I set up to start listening for TIME_BETWEEN but I don’t think I’ll have any data till I’m able to work on resetting the sensor again when I’m home.
I’m wondering if this might be a more recent firmware related issue/feature, as from previous users of the P01B with Theengs Gateway and/or OpenMQTTGateway I’ve never heard this to happen.
The only possible solution I could think of, would be so send regular BLE connection commands to read some GATT characteristic, which could possibly keep the device awake, similar to a connection with the app.
care to see some even stranger stuff? The device started reporting again… BUT no data reports in MQTT logs! I can’t post both images on one chat so I’ll reply with the MQTT log.
Yes, the computer is running Debian and doesn’t have Bluetooth on motherboard. Only Bluetooth adapter on the computer is a stick: Sena UD100-G03
I might go the way of @jameson_uk and move to RF or custom MQTT homebuilt device.

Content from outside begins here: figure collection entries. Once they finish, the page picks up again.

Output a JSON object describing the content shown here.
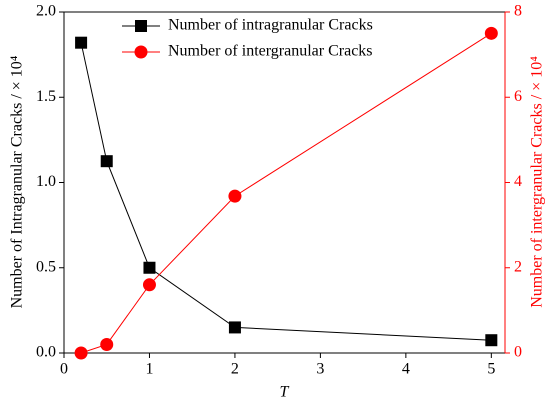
{
  "chart_data": {
    "type": "line",
    "x_label": "T",
    "y_label": "Number of Intragranular Cracks / × 10⁴",
    "y2_label": "Number of intergranular Cracks / × 10⁴",
    "xlim": [
      0,
      5.16
    ],
    "xticks": [
      0,
      1,
      2,
      3,
      4,
      5
    ],
    "ylim": [
      0,
      2
    ],
    "yticks": [
      {
        "value": 0,
        "label": "0.0"
      },
      {
        "value": 0.5,
        "label": "0.5"
      },
      {
        "value": 1,
        "label": "1.0"
      },
      {
        "value": 1.5,
        "label": "1.5"
      },
      {
        "value": 2,
        "label": "2.0"
      }
    ],
    "y2lim": [
      0,
      8
    ],
    "y2ticks": [
      0,
      2,
      4,
      6,
      8
    ],
    "y2_color": "#ff0000",
    "legend": "top",
    "series": [
      {
        "name": "Number of intragranular Cracks",
        "color": "#000000",
        "marker": "square",
        "x": [
          0.2,
          0.5,
          1,
          2,
          5
        ],
        "values": [
          1.82,
          1.125,
          0.5,
          0.15,
          0.075
        ]
      },
      {
        "name": "Number of intergranular Cracks",
        "color": "#ff0000",
        "marker": "circle",
        "axis": "y2",
        "x": [
          0.2,
          0.5,
          1,
          2,
          5
        ],
        "values": [
          0.0,
          0.2,
          1.6,
          3.68,
          7.5
        ]
      }
    ]
  }
}
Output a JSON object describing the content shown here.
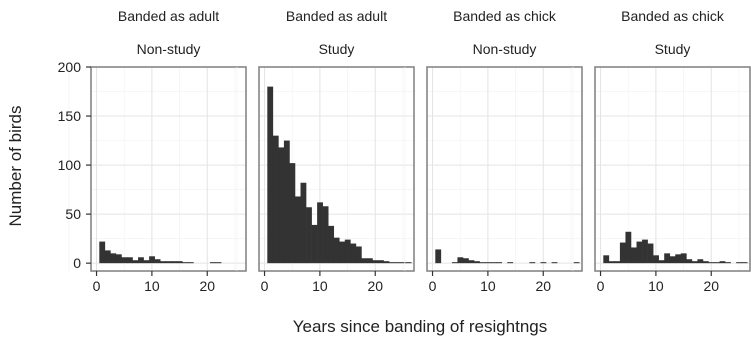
{
  "chart_data": {
    "type": "bar",
    "xlabel": "Years since banding of resightngs",
    "ylabel": "Number of birds",
    "xlim": [
      -1,
      27
    ],
    "ylim": [
      -8,
      200
    ],
    "xticks": [
      0,
      10,
      20
    ],
    "yticks": [
      0,
      50,
      100,
      150,
      200
    ],
    "grid": true,
    "bar_color": "#333333",
    "panels": [
      {
        "strip_top": "Banded as adult",
        "strip_bottom": "Non-study",
        "x": [
          1,
          2,
          3,
          4,
          5,
          6,
          7,
          8,
          9,
          10,
          11,
          12,
          13,
          14,
          15,
          16,
          17,
          18,
          19,
          20,
          21,
          22,
          23,
          24,
          25,
          26
        ],
        "values": [
          22,
          13,
          10,
          9,
          6,
          6,
          3,
          6,
          3,
          7,
          4,
          2,
          2,
          2,
          2,
          1,
          1,
          0,
          0,
          0,
          1,
          1,
          0,
          0,
          0,
          0
        ]
      },
      {
        "strip_top": "Banded as adult",
        "strip_bottom": "Study",
        "x": [
          1,
          2,
          3,
          4,
          5,
          6,
          7,
          8,
          9,
          10,
          11,
          12,
          13,
          14,
          15,
          16,
          17,
          18,
          19,
          20,
          21,
          22,
          23,
          24,
          25,
          26
        ],
        "values": [
          180,
          130,
          118,
          125,
          102,
          68,
          82,
          57,
          39,
          62,
          58,
          38,
          26,
          22,
          24,
          20,
          17,
          5,
          5,
          3,
          3,
          2,
          1,
          1,
          1,
          1
        ]
      },
      {
        "strip_top": "Banded as chick",
        "strip_bottom": "Non-study",
        "x": [
          1,
          2,
          3,
          4,
          5,
          6,
          7,
          8,
          9,
          10,
          11,
          12,
          13,
          14,
          15,
          16,
          17,
          18,
          19,
          20,
          21,
          22,
          23,
          24,
          25,
          26
        ],
        "values": [
          14,
          0,
          0,
          1,
          6,
          5,
          3,
          2,
          1,
          1,
          1,
          1,
          0,
          1,
          0,
          0,
          0,
          1,
          0,
          1,
          0,
          1,
          0,
          0,
          0,
          1
        ]
      },
      {
        "strip_top": "Banded as chick",
        "strip_bottom": "Study",
        "x": [
          1,
          2,
          3,
          4,
          5,
          6,
          7,
          8,
          9,
          10,
          11,
          12,
          13,
          14,
          15,
          16,
          17,
          18,
          19,
          20,
          21,
          22,
          23,
          24,
          25,
          26
        ],
        "values": [
          8,
          2,
          2,
          21,
          32,
          16,
          22,
          24,
          20,
          8,
          3,
          10,
          7,
          9,
          10,
          4,
          2,
          4,
          2,
          1,
          1,
          2,
          1,
          0,
          1,
          1
        ]
      }
    ]
  }
}
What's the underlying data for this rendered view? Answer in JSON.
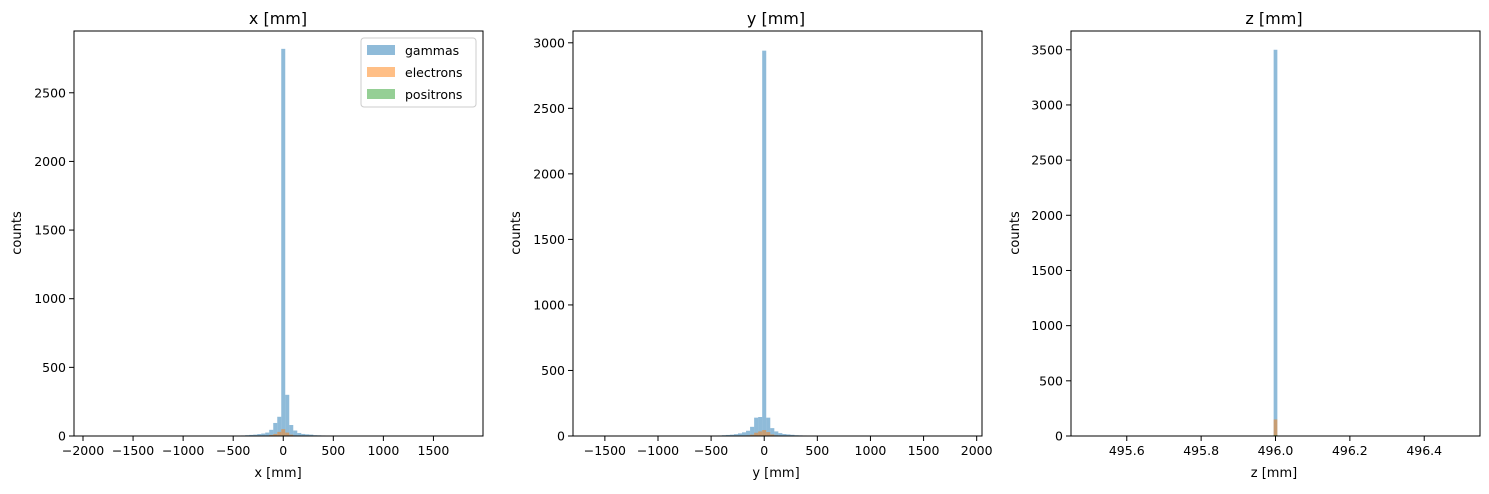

I was just wondering, as it’s very strange that the Gateway MQTT messages didn’t have the updated values, as Gateway only published to MQTT if and when it actually receives a BLE broadcast, so somehow these should mean that it did receive broadcasts with the older temp values, for some very strange reason.
I’ve been reading on Passive BLE. Seems like some others have had similar issues with the Inkbird device.
The active scanning on Passive BLE seems to solve some of the issues on Inkbird devices.
Is there a way to do an active scan or pink through the HA Bluetooth integration? I haven’t found a way.
Not sure if anyone else has these same feelings but it seems very hard to diagnose issues with Bluetooth integration as there are so many different parts that can have issues. maybe I’m just more comfortable with Zigbee and Z-wave.